Ok i know the head needs to be torqued down to 75 l/bs right? So should I torque the rod bolts and the main bolts still to what the tsrm says or do they need to be torqued more to?
Devin LeBlanc;1667149 said:If your using ARP's torque to their spec with the supplied Moly lube. Which is 95 ft lbs with use of the moly lube. Rod bolts are meant to be used once, once they stretch they are supposed to act like a spring to keep tension on it. Especially after a rodknock if you get the rods re sized and use undersize bearings the bolts will fail because of the heat that was applied to them with no lubrication.. We just had a Fully built motor fail in our track car due to being in a rush for an event and just resizing the rods and putting it back together. Now it shot a rod out the block because the bolts let go, Destroyed the crower rod as well as the Supertech pistons.. And block and head for that matter.

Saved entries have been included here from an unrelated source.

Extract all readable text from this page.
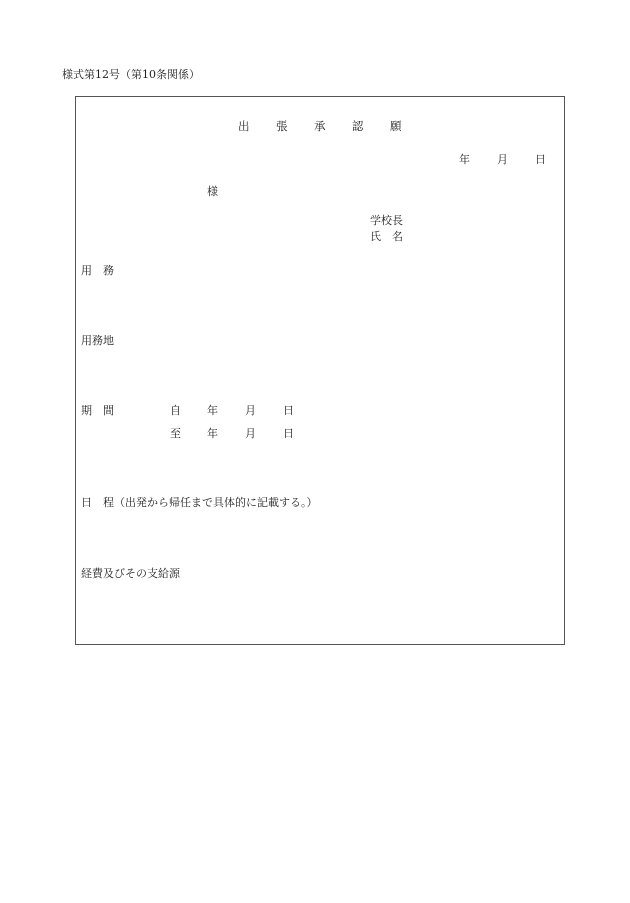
様式第12号（第10条関係）
出 張 承 認 願
年 月 日
様
学校長
氏　名
用　務
用務地
期　間	自 年 月 日
至 年 月 日
日　程（出発から帰任まで具体的に記載する。）
経費及びその支給源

Poodles;1667500 said:Also also, updated stock head bolt torque is 76 ft/lbs (easy way to remember this is it's the same as the lug nuts)
Poodles;1667692 said:Yes, that's why I put updated
Devin LeBlanc;1667760 said:I called ARP and they told me to torque my ARP Head Bolts (NOT STUDS) to 90ft lbs with ARP Moly lube and 130ft lbs with gear oil. They said its the same with the studs. I gave them part numbers too for the 7M
mkIIIman089;1667821 said:Just read the little sheet that the ARP fasteners come with, I'd put money on not one single person in this thread being correct so far.
I've done both studs and bolts, but don't remember specifics, and speculation is very dangerous.